Markets

The World Economy: Good Signs Of A Promising Future.

Since the birth of Uber in 2009, it’s been disturbed with series of controversies but asides this it has served as a model for many startups. Many start-up companies with the same model started showing up in the economy once they noticed it is a promising venture. Since then, there have been many start-up companies with the Uber business model but in different markets.

What this generation of capitalists do is put together a labor pool that render a service, find people who need these services and find a very easy way to connect. This is mostly achieved by tapping a few buttons on a smartphone. The convenience with which consumers were getting their services and the flexibility of the labor pool drove these companies at the beginning.

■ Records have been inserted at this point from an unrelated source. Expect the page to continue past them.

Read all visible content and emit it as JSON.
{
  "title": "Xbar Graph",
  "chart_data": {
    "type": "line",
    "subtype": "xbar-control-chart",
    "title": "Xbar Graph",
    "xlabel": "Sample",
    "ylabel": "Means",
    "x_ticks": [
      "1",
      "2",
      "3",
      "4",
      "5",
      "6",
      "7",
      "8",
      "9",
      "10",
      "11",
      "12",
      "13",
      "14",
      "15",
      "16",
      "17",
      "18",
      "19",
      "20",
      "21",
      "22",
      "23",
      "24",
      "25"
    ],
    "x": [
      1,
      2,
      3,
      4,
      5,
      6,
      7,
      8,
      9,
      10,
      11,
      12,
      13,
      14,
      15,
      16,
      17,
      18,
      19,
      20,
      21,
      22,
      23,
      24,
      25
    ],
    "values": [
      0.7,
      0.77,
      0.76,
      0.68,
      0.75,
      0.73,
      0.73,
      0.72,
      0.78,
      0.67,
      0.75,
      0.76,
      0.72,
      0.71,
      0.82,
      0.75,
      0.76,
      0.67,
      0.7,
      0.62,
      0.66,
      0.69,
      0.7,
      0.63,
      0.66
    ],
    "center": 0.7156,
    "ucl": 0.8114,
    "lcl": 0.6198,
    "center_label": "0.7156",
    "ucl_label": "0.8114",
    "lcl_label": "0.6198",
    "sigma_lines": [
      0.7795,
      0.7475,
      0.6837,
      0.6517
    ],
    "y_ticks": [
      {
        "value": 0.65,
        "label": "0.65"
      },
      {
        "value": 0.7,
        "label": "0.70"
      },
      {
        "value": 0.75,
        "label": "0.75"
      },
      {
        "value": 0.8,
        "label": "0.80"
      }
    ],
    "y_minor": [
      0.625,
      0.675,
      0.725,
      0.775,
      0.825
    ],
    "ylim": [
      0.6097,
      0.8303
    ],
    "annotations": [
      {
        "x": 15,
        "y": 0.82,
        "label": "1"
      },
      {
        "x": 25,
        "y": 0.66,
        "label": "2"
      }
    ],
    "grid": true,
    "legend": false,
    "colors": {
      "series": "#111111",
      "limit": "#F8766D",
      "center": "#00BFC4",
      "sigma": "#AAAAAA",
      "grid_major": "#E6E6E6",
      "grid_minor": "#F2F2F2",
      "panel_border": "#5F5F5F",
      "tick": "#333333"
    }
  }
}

It is now over a decade since Uber took off and it seems capitalists are no more as hyped by the business model like they used to be. Looking at a record of many of the companies that took advantage of the business model since then. It can be deduced that in the United States, these companies represent $7,400,000,000 in the venture – capital investment. These records do not contain all companies that have imitated this business model but it represents a large chunk of them.

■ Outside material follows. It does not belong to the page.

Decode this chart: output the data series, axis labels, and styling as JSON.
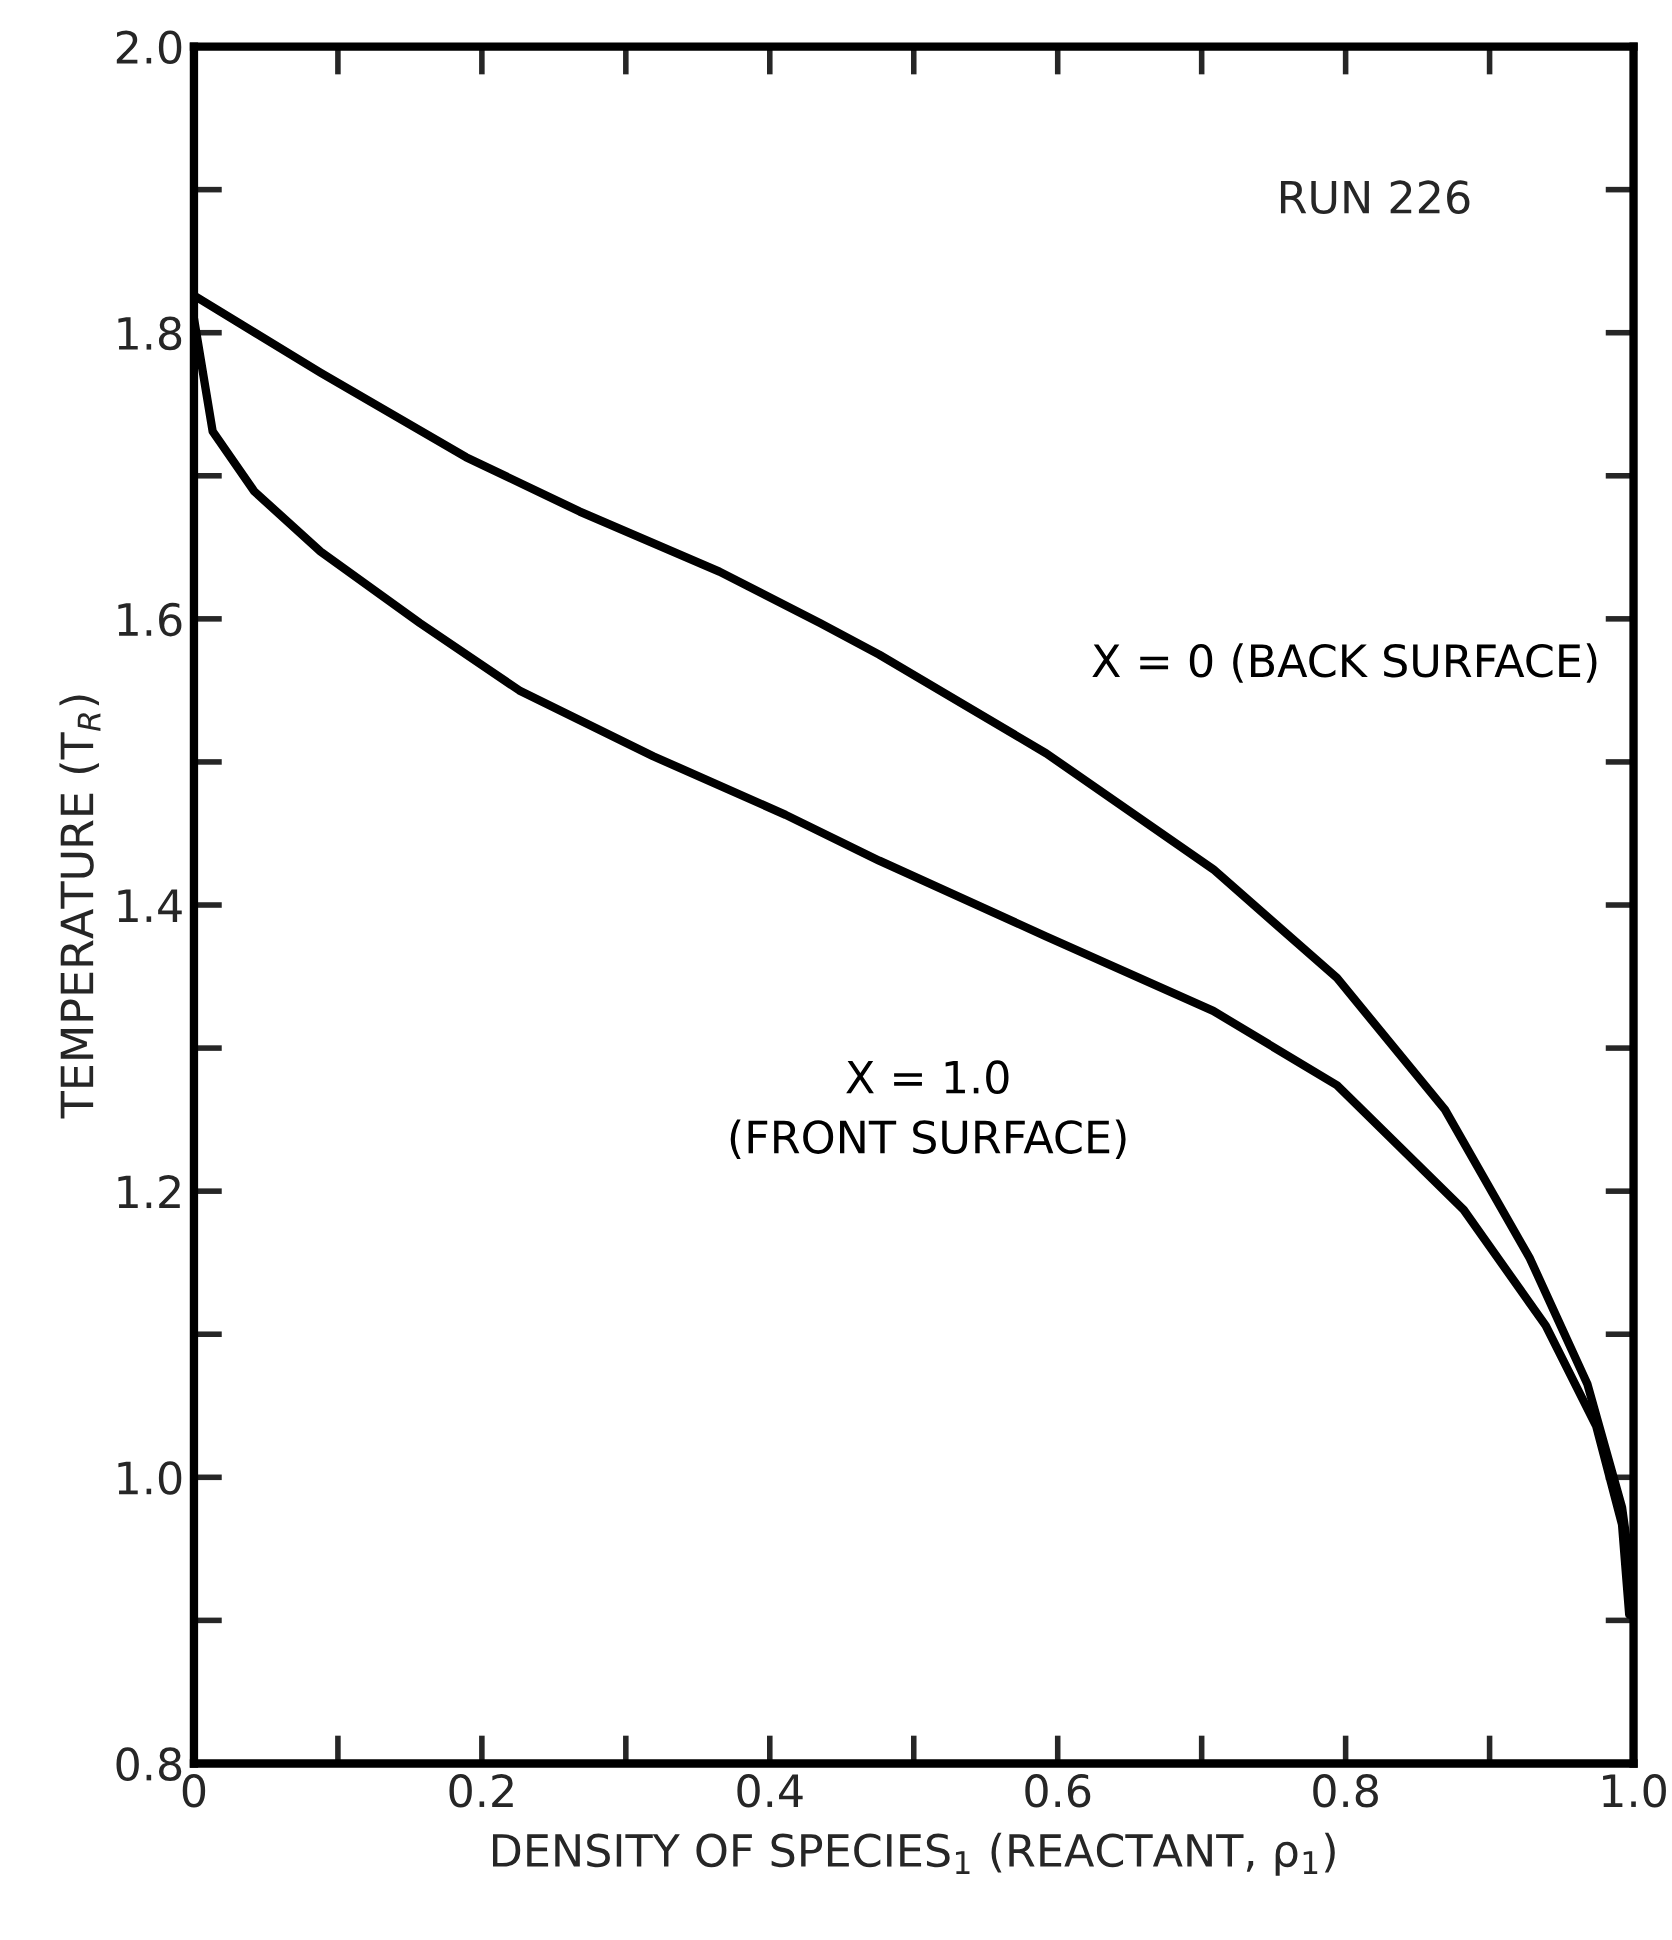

Of these companies, four have gone on to be very successful with worth over $1,000,000,000 and they are all in delivery markets. 19 of these companies have been acquired by other companies, 53 are still existing but just struggling without significant growth. Some are not even functioning and just keep making losses year in year out. And, 28 of the companies have closed down. Asides the four above a billion-dollar in worth and the many failed and struggling ones, there are a few who are doing well and worth close to a billion-dollar too.

Although these companies as a whole have employed a large labor force, most of the labor employed is more like gigs instead of actual jobs. These companies have changed the whole service delivery scene by integrating service deliverers into the tech scene. Consumers due to the convenience now willingly submit to middlemen when in need of handymen, cleaners and others like that even though they know these middlemen take a large cut off the pay. The service deliverers are also left with no choice but to submit to these middlemen as they are now the easiest way to get clients. In the long run, as the competition increased, some of these middlemen have had to adjust by reducing the number of customers pay and increase the amount paid to the service deliverers so as to be ahead in the markets. Some of these venture capitalists go as far as paying minimum wage or at least close to it even though the jobs are not regarded as actual jobs but gigs.

As a result of this compromise, many of these companies are taking big hits and are not making profits. This venture which seemed so profitable in theory and at their beginning now seem like they can not be profitable as more of these companies keep closing down or get acquired as a result of heavy losses.